De meeste moderatoren van Facebook werken voor onderaannemers, meldt The Guardian op basis van de gelekte documenten. Ze krijgen een opleiding van twee weken. „Het is de vraag of ze in die korte periode even goed voorbereid worden op de gevaren van het werk als bijvoorbeeld een zedenrechercheur die kinderporno moet opsporen”, zegt psychiater Jongedijk. Bovendien besteden grote techbedrijven moderatiewerk vaak uit aan bedrijfjes in lagelonenlanden, waarop weinig toezicht is.
Verwarrend en tegenstrijdig
De regels zijn verwarrend en tegenstrijdig, klagen anonieme moderatoren tegen The Guardian. Beelden van abortussen zijn toegestaan, zolang er geen naaktheid is te zien. Geweld is in veel gevallen niet toegestaan, maar zelfverminking juist wel omdat het bedrijf „mensen in nood niet wil censureren of bestraffen”.
Kunstmatige intelligentie speelt een steeds belangrijkere rol bij het modereren, maar wordt door Facebook vooral ingezet tegen kinderporno en terreurpropaganda. Hoogleraar informatica Arnold Smeulders zei onlangs tegen deze krant dat de technologie nog niet ver genoeg is om alle nuances in bewegingen van elkaar te kunnen onderscheiden. Het verschil tussen een schop tegen een bal of een lichaam is voor een computer bijvoorbeeld vaak slecht te beoordelen.
Totdat computers het werk van de menselijke beoordelaars overnemen, is het voor Facebook onmogelijk om alle berichten te controleren. Ga maar na: wereldwijd plaatsen Facebookgebruikers elke minuut 1,3 miljoen berichten. Daarom vertrouwt het netwerk voornamelijk op door gebruikers gerapporteerde berichten. Het betekent ook dat wat niet wordt gerapporteerd op het netwerk blijft staan. Zo stond onlangs een video waarop te zien was hoe een Thaise vader zijn 11 maanden oude baby vermoordde een dag lang op Facebook omdat niemand hem had gerapporteerd.

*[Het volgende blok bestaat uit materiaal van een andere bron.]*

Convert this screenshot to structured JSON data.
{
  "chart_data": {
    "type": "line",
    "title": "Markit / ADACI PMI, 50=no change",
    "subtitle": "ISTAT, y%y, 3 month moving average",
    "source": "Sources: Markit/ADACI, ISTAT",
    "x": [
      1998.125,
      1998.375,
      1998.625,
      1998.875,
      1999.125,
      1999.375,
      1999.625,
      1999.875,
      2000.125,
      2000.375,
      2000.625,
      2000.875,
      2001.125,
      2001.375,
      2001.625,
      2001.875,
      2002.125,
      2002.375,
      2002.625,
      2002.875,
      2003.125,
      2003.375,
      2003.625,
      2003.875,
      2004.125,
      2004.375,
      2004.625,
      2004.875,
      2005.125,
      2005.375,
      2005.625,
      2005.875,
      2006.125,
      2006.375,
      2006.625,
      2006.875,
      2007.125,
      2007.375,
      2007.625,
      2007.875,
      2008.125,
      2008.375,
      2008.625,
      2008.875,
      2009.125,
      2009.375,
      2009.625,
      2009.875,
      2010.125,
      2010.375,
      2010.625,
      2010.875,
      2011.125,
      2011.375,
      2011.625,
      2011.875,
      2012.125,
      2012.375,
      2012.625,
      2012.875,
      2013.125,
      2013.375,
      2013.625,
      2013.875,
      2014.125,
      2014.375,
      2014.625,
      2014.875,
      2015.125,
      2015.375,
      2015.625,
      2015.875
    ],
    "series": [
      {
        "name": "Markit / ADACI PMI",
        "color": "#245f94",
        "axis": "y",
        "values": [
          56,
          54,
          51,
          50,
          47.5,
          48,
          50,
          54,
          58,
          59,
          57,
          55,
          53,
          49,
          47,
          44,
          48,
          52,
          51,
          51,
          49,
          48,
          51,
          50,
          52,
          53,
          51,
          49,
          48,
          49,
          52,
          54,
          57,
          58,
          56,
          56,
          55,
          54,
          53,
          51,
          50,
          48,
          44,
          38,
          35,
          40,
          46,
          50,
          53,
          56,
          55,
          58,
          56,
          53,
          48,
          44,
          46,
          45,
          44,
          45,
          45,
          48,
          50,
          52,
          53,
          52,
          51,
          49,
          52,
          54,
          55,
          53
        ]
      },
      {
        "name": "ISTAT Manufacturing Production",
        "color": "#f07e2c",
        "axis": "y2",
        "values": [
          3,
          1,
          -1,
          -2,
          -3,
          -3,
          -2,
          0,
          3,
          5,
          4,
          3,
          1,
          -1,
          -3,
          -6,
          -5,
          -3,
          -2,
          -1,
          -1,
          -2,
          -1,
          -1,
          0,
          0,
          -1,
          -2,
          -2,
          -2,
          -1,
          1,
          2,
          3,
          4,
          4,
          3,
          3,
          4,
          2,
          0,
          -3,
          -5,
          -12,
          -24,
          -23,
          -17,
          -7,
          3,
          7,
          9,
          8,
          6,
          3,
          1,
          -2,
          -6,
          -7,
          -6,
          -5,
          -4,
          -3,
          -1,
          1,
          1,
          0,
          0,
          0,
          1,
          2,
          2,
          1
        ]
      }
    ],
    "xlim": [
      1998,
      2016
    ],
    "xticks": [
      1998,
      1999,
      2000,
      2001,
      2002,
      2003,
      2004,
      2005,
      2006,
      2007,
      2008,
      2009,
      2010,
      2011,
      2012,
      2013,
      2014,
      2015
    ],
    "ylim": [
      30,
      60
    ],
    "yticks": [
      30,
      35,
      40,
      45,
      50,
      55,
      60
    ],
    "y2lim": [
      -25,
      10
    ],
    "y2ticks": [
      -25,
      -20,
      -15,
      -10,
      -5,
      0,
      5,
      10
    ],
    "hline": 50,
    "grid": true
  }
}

Facebook erkent tegenover The Guardian dat moderatoren een „uitdagende en moeilijke baan” hebben. „Het materiaal is vaak verontrustend. We proberen ervoor te zorgen dat beoordelaars met vertrouwen de juiste beslissing kunnen maken en de emotionele kracht bezitten om gezond te blijven. Dat is ook een grote uitdaging voor ons.”